Spanish art
Meadows Museum exhibition reintroduces Dallas to forgotten Spanish artist
The Meadows Museum last year purchased the final painting of famed 19th-century Spanish artist, and a year later, they're devoting an entire exhibition to him. "Fortuny: Friends and Followers," which opened February 3, examines the far-reaching influence of Mariano Fortuny y Marsal (1838-1874).
The exhibition not only gives Meadows a chance to showcase its prized possession, called Beach at Portici (1874), but nearly 70 other works by 23 different artists.
"During his lifetime and well into the early 20th century, Fortuny was extremely popular in both Europe and the United States," the museum says in a release. "His proto-Impressionist style and “exotic” genre scenes influenced so many artists that the style came to be described with its very own 'ism:' 'Fortunismo.'"
"Fortuny: Friends and Followers" will explore that legacy by assembling works from a diverse group of artists, including William Merritt Chase (1849-1916), Jean-Léon Gérôme (1824-1904), Jean Louis Ernest Meissonier (1815-1891), John Singer Sargent (1856-1925), and James Tissot (1836-1902), as well as major works by Fortuny.
The exhibition addresses a variety of themes, the museum says, including intimate representations of family and home, cosmopolitan life in Europe’s major cities at the time, and the connections between and among the artists themselves. Notable works included in the show are Fortuny's The Choice of a Model (1868-74), an important work by the artist on long-term loan from the National Gallery of Art, Washington, D.C., as well as drawings and illustrated letters from the album compiled by William Hood Stewart (1820-1897), Fortuny’s chief American patron.
“Such was the power of ‘Fortunismo’ that nearly 20 years after his death, the artist’s last painting was a celebrated work at the 1893 World’s Columbian Exposition in Chicago, which was visited by more than 27 million people,” says Mark Roglán, the Linda P. and William A. Custard Director of the Meadows Museum, in the release. “Part of Fortuny’s success came from his willingness to combine traditional sensibilities with the experimentation taking place across much of the art world at the time. His pieces not only charmed and engaged critics and collectors, they found a willing audience among other artists, who sought to learn from his vibrant style and adapt its lessons for their own work. It is these connections between artists that the exhibition brings to light.”
Meadows Museum Curator Amanda W. Dotseth added, “Today Fortuny is not a household name, but his popularity and influence in the 1860s and early 1870s cannot be overstated.

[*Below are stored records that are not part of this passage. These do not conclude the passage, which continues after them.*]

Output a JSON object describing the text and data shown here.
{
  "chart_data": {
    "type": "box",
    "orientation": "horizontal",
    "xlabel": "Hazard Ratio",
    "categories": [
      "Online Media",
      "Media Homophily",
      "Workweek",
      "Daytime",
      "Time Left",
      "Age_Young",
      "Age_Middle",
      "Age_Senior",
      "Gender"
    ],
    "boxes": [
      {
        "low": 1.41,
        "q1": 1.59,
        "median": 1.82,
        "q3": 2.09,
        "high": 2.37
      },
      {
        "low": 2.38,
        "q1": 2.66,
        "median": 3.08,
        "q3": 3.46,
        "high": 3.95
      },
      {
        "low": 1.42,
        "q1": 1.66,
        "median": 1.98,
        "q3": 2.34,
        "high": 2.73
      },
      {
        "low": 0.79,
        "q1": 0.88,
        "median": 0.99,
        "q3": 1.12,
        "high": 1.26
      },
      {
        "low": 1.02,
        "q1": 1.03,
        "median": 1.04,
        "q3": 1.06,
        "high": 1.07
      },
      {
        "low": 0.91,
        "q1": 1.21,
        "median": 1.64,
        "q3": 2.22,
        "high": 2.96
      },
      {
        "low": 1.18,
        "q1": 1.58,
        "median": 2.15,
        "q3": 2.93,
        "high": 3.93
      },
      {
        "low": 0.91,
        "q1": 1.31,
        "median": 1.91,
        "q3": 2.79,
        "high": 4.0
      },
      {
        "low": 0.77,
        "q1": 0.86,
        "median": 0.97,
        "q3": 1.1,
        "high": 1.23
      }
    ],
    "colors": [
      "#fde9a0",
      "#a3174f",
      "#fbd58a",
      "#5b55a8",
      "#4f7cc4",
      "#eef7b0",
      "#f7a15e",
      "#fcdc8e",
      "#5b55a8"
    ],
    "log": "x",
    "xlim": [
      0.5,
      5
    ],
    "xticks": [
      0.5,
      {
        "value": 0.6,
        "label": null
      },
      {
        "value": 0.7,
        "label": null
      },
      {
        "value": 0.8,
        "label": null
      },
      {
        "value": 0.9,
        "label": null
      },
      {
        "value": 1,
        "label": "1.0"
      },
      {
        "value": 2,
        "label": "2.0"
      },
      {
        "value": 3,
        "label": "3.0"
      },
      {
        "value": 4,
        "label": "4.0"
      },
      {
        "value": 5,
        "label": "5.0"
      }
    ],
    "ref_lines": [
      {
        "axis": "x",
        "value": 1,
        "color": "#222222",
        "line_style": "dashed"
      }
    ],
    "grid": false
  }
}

He was one of the best-selling artists of his time and lived a cosmopolitan lifestyle that seamlessly blended work with leisure.
"He traveled frequently between southern Spain, Paris, Rome, Naples, and Venice with an impressive entourage of friends and followers in tow. And, although he died at only 36 years old, his legacy long survived him through his works, which would inspire later generations of artists, from Vincent van Gogh to Dalí and Picasso.”
The exhibition will run through June 2. The Meadows Museum is the leading U.S. institution focused on the study and presentation of the art of Spain.
Special events
The Meadows will host monthly gallery talks by three special lectures, each addressing different artists and aspects of the works represented in the exhibition:
February 7
"The Spanish Look: Fortuny, Frenchmen, and the Sombrero Calañés"
By Daniel Ralston, Meadows Curatorial Fellow
This lecture explores how Fortuny, his artistic circle, and his principal American collectors sought to define, construct, and propagate their own unique image of Spain.
March 7
"Eakins, Sargent, and Chase: Fortuny’s Divergent American Admirers"
By Brian Allen, independent art historian
This talk examines the Spanish master’s appeal to a range of young American painters working in differing styles, from Thomas Eakin’s realism, to John Singer Sargent’s painterly naturalism, and William Merritt Chase’s adaptation of brushwork akin to Impressionism.
April 11
"Dressing the Model"
By Gloria Groom, chair of European painting and sculpture, Art Institute of Chicago
This lecture will explore why and how the artists of Mariano Fortuny’s circle — Tissot, Gérôme, Alfred Stevens, and other so-called academic painters — used fashion in their portraits and genre scenes, as well as how these artists intersected with the Impressionists, including Renoir, Monet, Degas, and Manet.